Я должен был что-то понять. Что-то очень важное для себя. Стал перебирать в памяти свой разговор с Верой, от начала до конца, и в мозгу вспыхнули ее слова: взрослые умные люди… играете в непонятные игры… Да, да. Именно я играл с ними. Другого слова не подберешь. Играл безответственно. Ради чего я их агитировал в экспедицию? Заботился об их судьбе? Хотел помочь найти верную дорогу в жизни? Да ничего подобного. По сути, думал лишь о самом себе. Дали задание организовать для газеты нечто интересное, и вот я организовал. Притащил Приходько. Составил и напечатал в газете письмо со многими подписями. И потом приходил в школу совсем не ради них, опять же ради себя, чтоб не раздумали, чтоб уехали, иначе оконфужусь. За
организацию письма я получил благодарность от редактора и, когда наконец спровадил ребят, помню, с облегчением вздохнул: игра закончена, можно приниматься за другую…
Оглушенный собственными разоблачениями, я ничком упал на траву и простонал от муки. Куда дальше идти? Как жить? Боль заключила меня словно в темницу. И вдруг во мраке сверкнуло светлое пятнышко: совесть! Я сел и уперся руками в землю. Ну да, совесть! Есть же она у меня. И жить только по ней, не давать ей засыпать ни на секунду…

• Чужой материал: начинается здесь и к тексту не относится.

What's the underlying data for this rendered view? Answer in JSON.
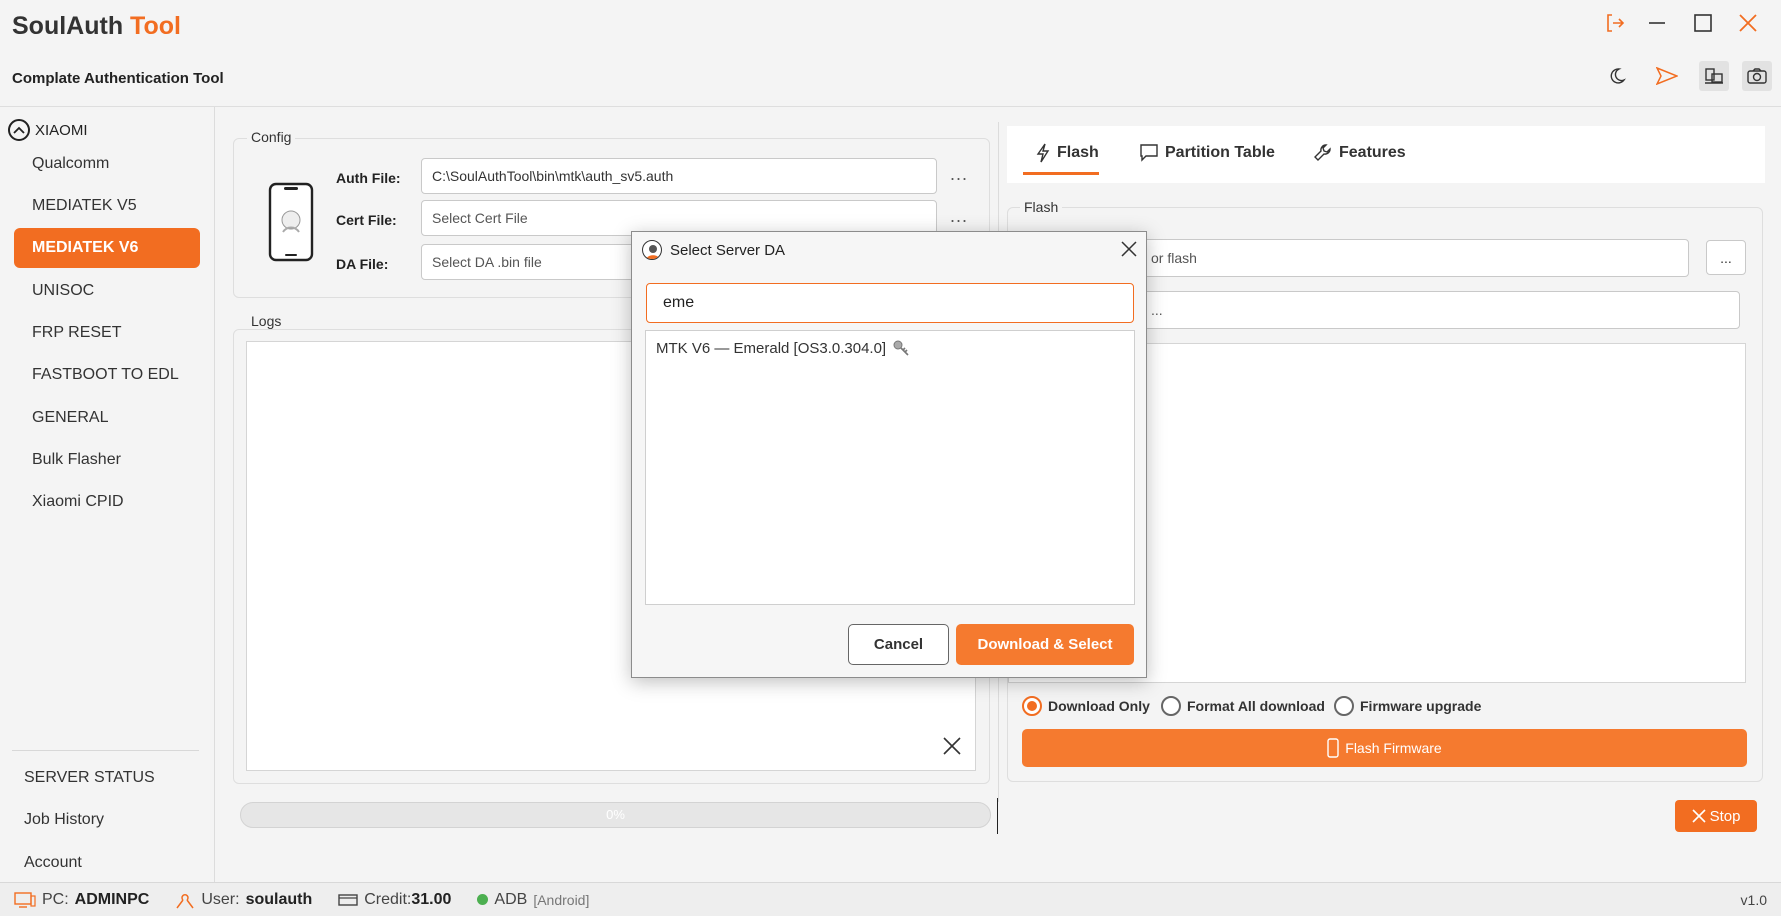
{
  "app": {
    "title_main": "SoulAuth",
    "title_accent": "Tool",
    "subtitle": "Complate Authentication Tool"
  },
  "sidebar": {
    "brand": "XIAOMI",
    "items": [
      {
        "label": "Qualcomm",
        "active": false
      },
      {
        "label": "MEDIATEK V5",
        "active": false
      },
      {
        "label": "MEDIATEK V6",
        "active": true
      },
      {
        "label": "UNISOC",
        "active": false
      },
      {
        "label": "FRP RESET",
        "active": false
      },
      {
        "label": "FASTBOOT TO EDL",
        "active": false
      },
      {
        "label": "GENERAL",
        "active": false
      },
      {
        "label": "Bulk Flasher",
        "active": false
      },
      {
        "label": "Xiaomi CPID",
        "active": false
      }
    ],
    "bottom": [
      "SERVER STATUS",
      "Job History",
      "Account"
    ]
  },
  "config": {
    "group_label": "Config",
    "auth_label": "Auth File:",
    "auth_value": "C:\\SoulAuthTool\\bin\\mtk\\auth_sv5.auth",
    "cert_label": "Cert File:",
    "cert_placeholder": "Select Cert File",
    "da_label": "DA File:",
    "da_placeholder": "Select DA .bin file",
    "browse": "..."
  },
  "logs": {
    "group_label": "Logs",
    "progress_text": "0%"
  },
  "right": {
    "tabs": [
      "Flash",
      "Partition Table",
      "Features"
    ],
    "group_label": "Flash",
    "firmware_placeholder_partial": "or flash",
    "scatter_partial": "...",
    "browse": "...",
    "radios": [
      {
        "label": "Download Only",
        "checked": true
      },
      {
        "label": "Format All download",
        "checked": false
      },
      {
        "label": "Firmware upgrade",
        "checked": false
      }
    ],
    "flash_button": "Flash Firmware",
    "stop_button": "Stop"
  },
  "status": {
    "pc_label": "PC:",
    "pc_value": "ADMINPC",
    "user_label": "User:",
    "user_value": "soulauth",
    "credit_label": "Credit:",
    "credit_value": "31.00",
    "adb_label": "ADB",
    "adb_mode": "[Android]",
    "version": "v1.0",
    "adb_color": "#4caf50"
  },
  "dialog": {
    "title": "Select Server DA",
    "search_value": "eme",
    "results": [
      "MTK V6 — Emerald [OS3.0.304.0]"
    ],
    "cancel": "Cancel",
    "primary": "Download & Select"
  },
  "colors": {
    "accent": "#f26d21"
  }
}
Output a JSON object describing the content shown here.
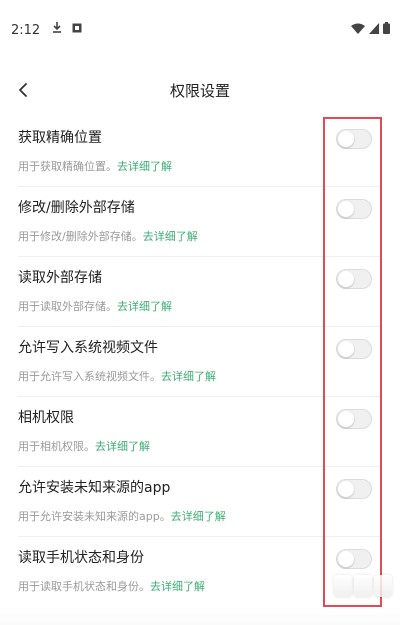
{
  "status_bar": {
    "time": "2:12",
    "icons_left": [
      "download-icon",
      "square-notification-icon"
    ],
    "icons_right": [
      "wifi-icon",
      "signal-icon",
      "battery-icon"
    ]
  },
  "header": {
    "title": "权限设置",
    "back_icon": "back-arrow-icon"
  },
  "permissions": [
    {
      "title": "获取精确位置",
      "desc": "用于获取精确位置。",
      "link": "去详细了解",
      "enabled": false
    },
    {
      "title": "修改/删除外部存储",
      "desc": "用于修改/删除外部存储。",
      "link": "去详细了解",
      "enabled": false
    },
    {
      "title": "读取外部存储",
      "desc": "用于读取外部存储。",
      "link": "去详细了解",
      "enabled": false
    },
    {
      "title": "允许写入系统视频文件",
      "desc": "用于允许写入系统视频文件。",
      "link": "去详细了解",
      "enabled": false
    },
    {
      "title": "相机权限",
      "desc": "用于相机权限。",
      "link": "去详细了解",
      "enabled": false
    },
    {
      "title": "允许安装未知来源的app",
      "desc": "用于允许安装未知来源的app。",
      "link": "去详细了解",
      "enabled": false
    },
    {
      "title": "读取手机状态和身份",
      "desc": "用于读取手机状态和身份。",
      "link": "去详细了解",
      "enabled": false
    }
  ],
  "colors": {
    "link": "#3cae74",
    "highlight": "#e24a55",
    "toggle_off": "#f0f0f0"
  }
}
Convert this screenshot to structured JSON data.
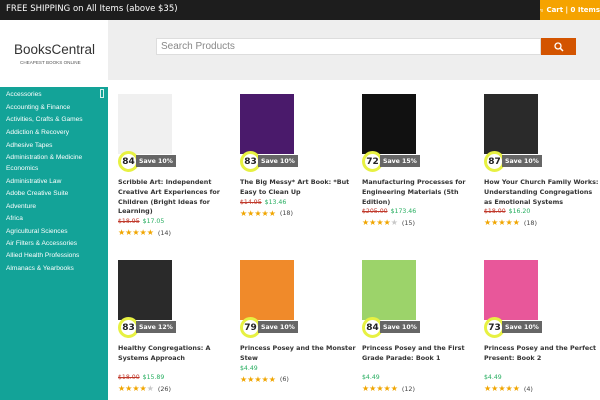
{
  "topbar": {
    "shipping": "FREE SHIPPING on All Items (above $35)",
    "cart_label": "Cart | 0 Items"
  },
  "brand": {
    "name": "BooksCentral",
    "tagline": "CHEAPEST BOOKS ONLINE"
  },
  "search": {
    "placeholder": "Search Products"
  },
  "sidebar": {
    "items": [
      "Accessories",
      "Accounting & Finance",
      "Activities, Crafts & Games",
      "Addiction & Recovery",
      "Adhesive Tapes",
      "Administration & Medicine Economics",
      "Administrative Law",
      "Adobe Creative Suite",
      "Adventure",
      "Africa",
      "Agricultural Sciences",
      "Air Filters & Accessories",
      "Allied Health Professions",
      "Almanacs & Yearbooks"
    ]
  },
  "colors": {
    "accent": "#13a398",
    "search_button": "#d35400",
    "cart": "#f5a300",
    "old_price": "#c0392b",
    "new_price": "#27ae60",
    "star": "#f0a500"
  },
  "products": [
    {
      "score": "84",
      "discount": "Save 10%",
      "title": "Scribble Art: Independent Creative Art Experiences for Children (Bright Ideas for Learning)",
      "old_price": "$18.95",
      "price": "$17.05",
      "stars": 5,
      "reviews": "(14)",
      "cover_color": "#f0f0f0"
    },
    {
      "score": "83",
      "discount": "Save 10%",
      "title": "The Big Messy* Art Book: *But Easy to Clean Up",
      "old_price": "$14.95",
      "price": "$13.46",
      "stars": 4.5,
      "reviews": "(18)",
      "cover_color": "#4a1a6b"
    },
    {
      "score": "72",
      "discount": "Save 15%",
      "title": "Manufacturing Processes for Engineering Materials (5th Edition)",
      "old_price": "$205.00",
      "price": "$173.46",
      "stars": 3.5,
      "reviews": "(15)",
      "cover_color": "#111111"
    },
    {
      "score": "87",
      "discount": "Save 10%",
      "title": "How Your Church Family Works: Understanding Congregations as Emotional Systems",
      "old_price": "$18.00",
      "price": "$16.20",
      "stars": 5,
      "reviews": "(18)",
      "cover_color": "#2a2a2a"
    },
    {
      "score": "83",
      "discount": "Save 12%",
      "title": "Healthy Congregations: A Systems Approach",
      "old_price": "$18.00",
      "price": "$15.89",
      "stars": 4,
      "reviews": "(26)",
      "cover_color": "#2a2a2a"
    },
    {
      "score": "79",
      "discount": "Save 10%",
      "title": "Princess Posey and the Monster Stew",
      "old_price": "",
      "price": "$4.49",
      "stars": 5,
      "reviews": "(6)",
      "cover_color": "#f08a2a"
    },
    {
      "score": "84",
      "discount": "Save 10%",
      "title": "Princess Posey and the First Grade Parade: Book 1",
      "old_price": "",
      "price": "$4.49",
      "stars": 5,
      "reviews": "(12)",
      "cover_color": "#9cd36a"
    },
    {
      "score": "73",
      "discount": "Save 10%",
      "title": "Princess Posey and the Perfect Present: Book 2",
      "old_price": "",
      "price": "$4.49",
      "stars": 5,
      "reviews": "(4)",
      "cover_color": "#e8579a"
    }
  ]
}
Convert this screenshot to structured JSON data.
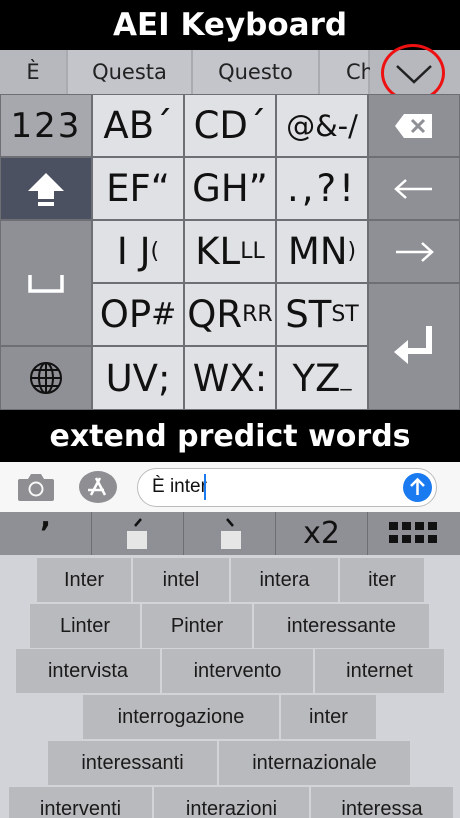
{
  "header": {
    "title": "AEI Keyboard"
  },
  "predictions": [
    "È",
    "Questa",
    "Questo",
    "Ch"
  ],
  "keys": {
    "k11": {
      "main": "AB",
      "sub": "´"
    },
    "k12": {
      "main": "CD",
      "sub": "´"
    },
    "k13": {
      "main": "@&-/",
      "sub": ""
    },
    "k21": {
      "main": "EF",
      "sub": "“"
    },
    "k22": {
      "main": "GH",
      "sub": "”"
    },
    "k23": {
      "main": ".,?!",
      "sub": ""
    },
    "k31": {
      "main": "I J",
      "sub": "("
    },
    "k32": {
      "main": "KL",
      "sub": "LL"
    },
    "k33": {
      "main": "MN",
      "sub": ")"
    },
    "k41": {
      "main": "OP",
      "sub": "#"
    },
    "k42": {
      "main": "QR",
      "sub": "RR"
    },
    "k43": {
      "main": "ST",
      "sub": "ST"
    },
    "k51": {
      "main": "UV",
      "sub": ";"
    },
    "k52": {
      "main": "WX",
      "sub": ":"
    },
    "k53": {
      "main": "YZ",
      "sub": "_"
    }
  },
  "side_keys": {
    "numbers_label": "123"
  },
  "banner": {
    "text": "extend predict words"
  },
  "message": {
    "text": "È inter"
  },
  "accent_bar": {
    "apostrophe": "’",
    "x2_label": "x2"
  },
  "suggestions": [
    "Inter",
    "intel",
    "intera",
    "iter",
    "Linter",
    "Pinter",
    "interessante",
    "intervista",
    "intervento",
    "internet",
    "interrogazione",
    "inter",
    "interessanti",
    "internazionale",
    "interventi",
    "interazioni",
    "interessa"
  ],
  "colors": {
    "accent_blue": "#1a7af0",
    "highlight_red": "#e11111"
  }
}
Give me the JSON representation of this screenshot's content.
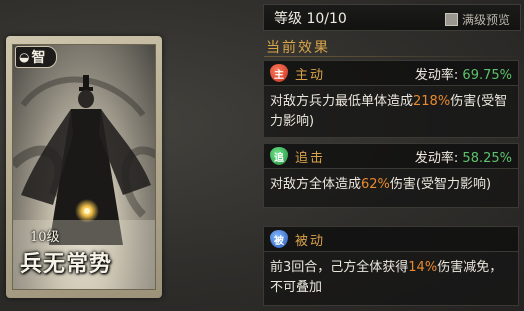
{
  "card": {
    "badge_icon": "mask-icon",
    "badge_label": "智",
    "level": "10级",
    "name": "兵无常势"
  },
  "header": {
    "level_text": "等级 10/10",
    "preview_label": "满级预览",
    "preview_checked": false
  },
  "section": {
    "title": "当前效果"
  },
  "skills": [
    {
      "tag_char": "主",
      "tag_name": "主动",
      "rate_label": "发动率: ",
      "rate_value": "69.75%",
      "desc_pre": "对敌方兵力最低单体造成",
      "desc_num": "218%",
      "desc_post": "伤害(受智力影响)"
    },
    {
      "tag_char": "追",
      "tag_name": "追击",
      "rate_label": "发动率: ",
      "rate_value": "58.25%",
      "desc_pre": "对敌方全体造成",
      "desc_num": "62%",
      "desc_post": "伤害(受智力影响)"
    },
    {
      "tag_char": "被",
      "tag_name": "被动",
      "desc_pre": "前3回合，己方全体获得",
      "desc_num": "14%",
      "desc_post": "伤害减免，不可叠加"
    }
  ],
  "colors": {
    "accent_gold": "#d9a24a",
    "rate_green": "#5ec26a",
    "highlight_orange": "#e98a2e",
    "active_red": "#c0301f",
    "pursuit_green": "#1f8f3a",
    "passive_blue": "#2756b3"
  }
}
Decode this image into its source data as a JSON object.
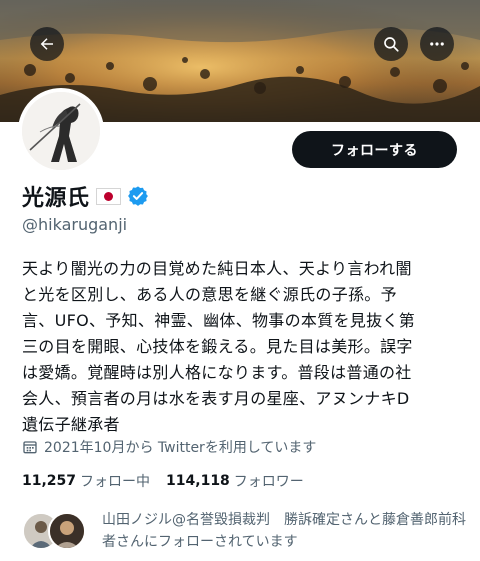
{
  "profile": {
    "display_name": "光源氏",
    "handle": "@hikaruganji",
    "bio": "天より闇光の力の目覚めた純日本人、天より言われ闇\nと光を区別し、ある人の意思を継ぐ源氏の子孫。予\n言、UFO、予知、神霊、幽体、物事の本質を見抜く第\n三の目を開眼、心技体を鍛える。見た目は美形。誤字\nは愛嬌。覚醒時は別人格になります。普段は普通の社\n会人、預言者の月は水を表す月の星座、アヌンナキD\n遺伝子継承者",
    "joined": "2021年10月から Twitterを利用しています",
    "verified": true,
    "flag_icon": "japan-flag-icon"
  },
  "header": {
    "back_icon": "arrow-left-icon",
    "search_icon": "search-icon",
    "more_icon": "more-horizontal-icon"
  },
  "actions": {
    "follow_label": "フォローする"
  },
  "stats": {
    "following_count": "11,257",
    "following_label": "フォロー中",
    "followers_count": "114,118",
    "followers_label": "フォロワー"
  },
  "followed_by": {
    "text": "山田ノジル@名誉毀損裁判　勝訴確定さんと藤倉善郎前科者さんにフォローされています"
  },
  "colors": {
    "primary_text": "#0f1419",
    "secondary_text": "#536471",
    "verified_blue": "#1d9bf0",
    "button_dark": "#0f1419",
    "flag_red": "#bc002d"
  }
}
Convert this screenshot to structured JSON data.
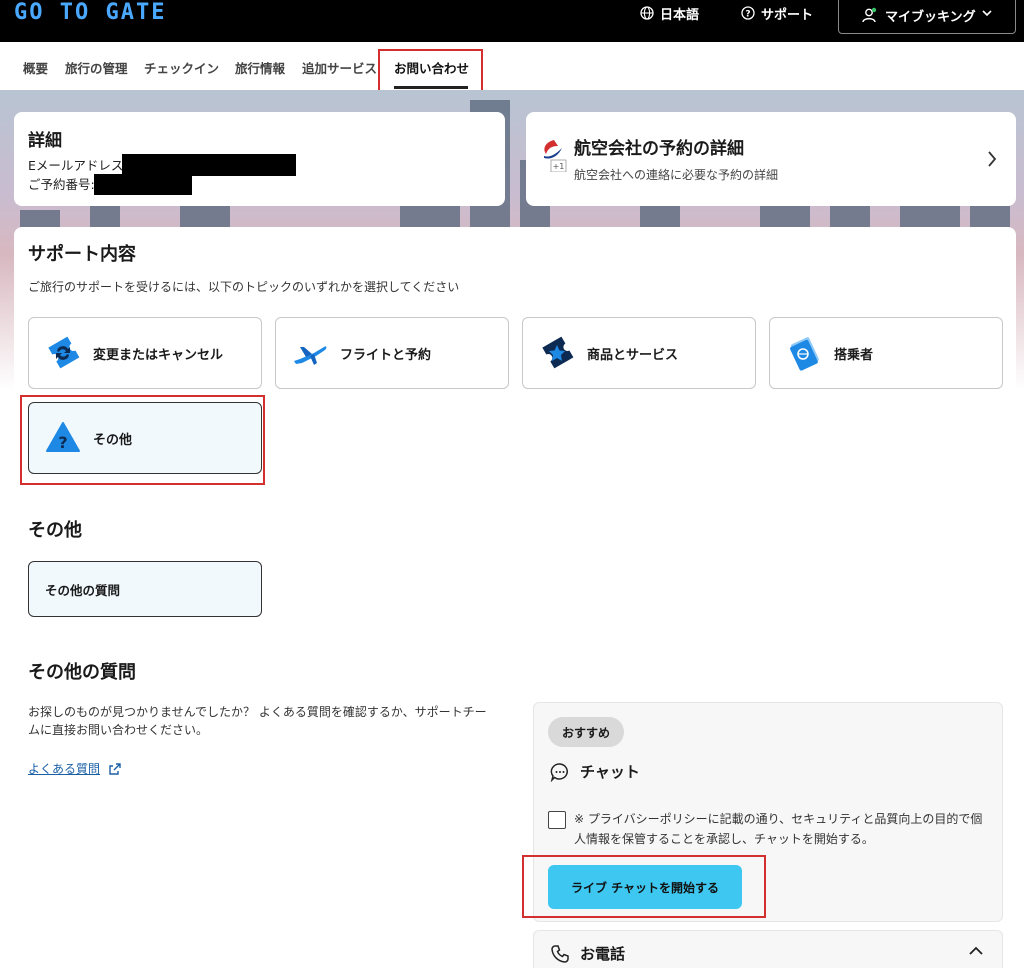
{
  "header": {
    "logo": "GO TO GATE",
    "language": "日本語",
    "support": "サポート",
    "my_booking": "マイブッキング"
  },
  "nav": {
    "items": [
      "概要",
      "旅行の管理",
      "チェックイン",
      "旅行情報",
      "追加サービス",
      "お問い合わせ"
    ],
    "active_index": 5
  },
  "details": {
    "title": "詳細",
    "email_label": "Eメールアドレス",
    "booking_label": "ご予約番号:"
  },
  "airline": {
    "title": "航空会社の予約の詳細",
    "subtitle": "航空会社への連絡に必要な予約の詳細",
    "badge": "+1"
  },
  "support": {
    "title": "サポート内容",
    "description": "ご旅行のサポートを受けるには、以下のトピックのいずれかを選択してください",
    "topics": [
      {
        "label": "変更またはキャンセル",
        "icon": "ticket-change-icon"
      },
      {
        "label": "フライトと予約",
        "icon": "airplane-icon"
      },
      {
        "label": "商品とサービス",
        "icon": "ticket-star-icon"
      },
      {
        "label": "搭乗者",
        "icon": "passport-icon"
      },
      {
        "label": "その他",
        "icon": "question-triangle-icon",
        "selected": true
      }
    ]
  },
  "other": {
    "heading": "その他",
    "subtopic": "その他の質問"
  },
  "other_questions": {
    "heading": "その他の質問",
    "description_line1": "お探しのものが見つかりませんでしたか？ よくある質問を確認するか、サポートチー",
    "description_line2": "ムに直接お問い合わせください。",
    "faq_link": "よくある質問"
  },
  "chat": {
    "badge": "おすすめ",
    "title": "チャット",
    "consent": "※ プライバシーポリシーに記載の通り、セキュリティと品質向上の目的で個人情報を保管することを承認し、チャットを開始する。",
    "button": "ライブ チャットを開始する"
  },
  "phone": {
    "title": "お電話"
  },
  "colors": {
    "accent": "#3ec7f0",
    "highlight": "#d32f2f",
    "icon_blue": "#1e88e5"
  }
}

Я пришел в себя и увидел: сижу на берегу реки, увидел высвеченное солнцем золотистое дно, уроненную с берега на берег толстую березу, под которой недовольно ворчала вода, а дальше — бревенчатые избы, кедровый лес за ними, тяжелые гроздья шишек на куполообразных вершинах, и все это — и речка, и избы, и лес, и самое лето — вошло в меня, и я неожиданно успокоился. Теперь я знал, что делать. Я насовсем приеду в этот поселок. Грузчиком, чернорабочим — кем угодно. Сегодня ребят пристроили — кого на буровую, кого в геофизический отряд, а что с ними будет завтра, послезавтра, через месяц, через год? Я теперь в ответе за их жизнь.
Журчала под березой вода, пахло смородиной, кедровыми шишками. Безмолвствовал, точно вымерший, поселок.
Я словно поднялся на высокую гору. С нее было далеко и широко видно. Я увидел свой дом, Татьяну, Маринку, и во мне затеплилась надежда — еще не все потеряно! Если я могу обновить свою душу, то и Татьяна может, только надо хорошо, толково с ней поговорить: «Танька, Танька, нельзя так жить… Своекорыстно, эгоистично. Посмотри, сколькими нитями мы связаны с другими людьми. Порвется самая коротенькая ниточка, и люди уже страдают, мучаются. Поймет, поймет она! Надо ей только помочь…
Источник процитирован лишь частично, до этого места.